Im Fischt-Stadion von Sotschi braucht Australien zwingend einen Sieg, und nicht wenige glauben, dass Nationaltrainer Bert van Marwijk in dieser Entscheidungspartie seinen letzten Trumpf ausspielt. Der wendige Dribbler hatte bei seiner Hereinnahme gegen Dänemark (1:1) so auffällige viele gute Szenen, dass der Verzicht auf den kritisierten Robbie Kruse (VfL Bochum) fast schon logisch wäre, zumal der einstige Bundesligatrainer van Marwijk voll des Lobes über seine Geheimwaffe iranischer Herkunft war.

„Es war eine Ausnahme, dass ich ihn mitgenommen habe. Aber ich vertraue seinen Qualitäten, er ist ein sehr intelligenter Spieler. Er ist ein großes Talent, der den Unterschied ausmachen kann.“ Das sagt der routinierte Niederländer nicht einfach so. Auf den schmalen Schultern Arzanis ruhen die Resthoffnungen, um ein bisschen mehr Torgefahr für eine Mannschaft zu erzeugen, die lediglich mit zwei von Mile Jedinak verwandelten Handelfmetern erfolgreich war. Sein ehemaliger Mitspieler Michael Jakobsen hat einmal über den Irrwisch gesagt: „Er hat den X-Faktor, also Qualitäten, die andere nicht haben.“ Technik und Finesse paaren sich bei ihm mit Geschwindigkeit und Draufgängertum. Komponenten, die die meisten Mitspieler nicht einbringen.

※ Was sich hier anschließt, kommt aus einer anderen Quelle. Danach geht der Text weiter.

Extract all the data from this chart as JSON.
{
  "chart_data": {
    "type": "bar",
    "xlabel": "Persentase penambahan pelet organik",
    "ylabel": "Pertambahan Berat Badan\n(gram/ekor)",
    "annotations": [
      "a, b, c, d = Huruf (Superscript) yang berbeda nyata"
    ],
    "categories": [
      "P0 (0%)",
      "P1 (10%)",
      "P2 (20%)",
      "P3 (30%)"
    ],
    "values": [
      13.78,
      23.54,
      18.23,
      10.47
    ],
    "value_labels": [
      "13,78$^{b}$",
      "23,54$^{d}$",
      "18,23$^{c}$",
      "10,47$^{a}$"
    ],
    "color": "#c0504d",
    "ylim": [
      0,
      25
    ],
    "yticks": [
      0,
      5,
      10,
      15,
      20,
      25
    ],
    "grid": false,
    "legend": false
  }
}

Der Jungspund könnte der Sohn des ewigen Tim Cahill sein, der fast doppelt so alt ist. Was Talent und Torjäger eint: eine erfrischende Portion Frechheit und Lebensfreude. Als er dieser Tage seine Gefühle beschreiben sollte, rutschte ihm raus: „Jesus Christus, das ist ziemlich cool.“ Als der in Kasan im Trainingszentrum des renommierten Eishockeyklubs HC Ak Bars untergebrachten Australier in der täglichen Presserunde ihre Nummer 17 präsentierten, die bereits beim unglücklichen Auftakt gegen Frankreich (1:2) debütierte, wurde gelacht und gescherzt. „Es war irgendwie surreal“, erzählte Arzani von seiner Entwicklung. Vor wenigen Monaten noch nicht einmal Stammspieler bei Melbourne City in der australischen A-League trat er nun auf einmal gegen Weltstars an. „Es ist so, als man in den Park geht, und da sind plötzlich Antoine Griezmann und Paul Pogba.“ Die Australier sind übrigens wirklich im Gorki-Park beherbergt.

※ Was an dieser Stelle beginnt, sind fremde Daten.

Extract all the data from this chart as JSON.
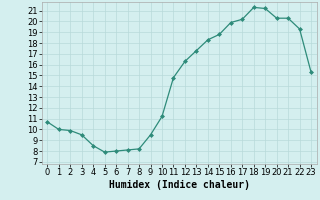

Und natürlich ging es dort auch noch mal um seine Lebensgeschichte, die es in Australien bei den restriktiven Einwanderungsregeln nicht so häufig gibt. Die ersten sechs Jahre lebte Arzani noch mit seinen Eltern im iranischen Chorramabad. Auf dem anderen Kontinent anzukommen, war nicht nur aufgrund der sprachlichen Barriere schwierig. Einmal sagte er: „Wenn man nicht an sich glaubt, wird man von deren anderen Jungs aufgefressen.“ Sein Aussehen, seine Herkunft — er spürte die Vorbehalte, die mit dem Fußball überwinden konnte. Irgendwann sollte er seinem Schulleiter in der neuen Heimat sagen: „Entweder werde ich Neurochirurg oder ich trage das Trikot der australischen Fußball-Nationalmannschaft.“ Inzwischen ist er mächtig stolz, Down Under auf der Weltbühne des Fußballs repräsentieren zu dürfen. Und dabei kam ihm ein Satz über die Lippen, der nicht als Floskel durchging: „Your heart beats faster“ - dein Herz schlägt schneller.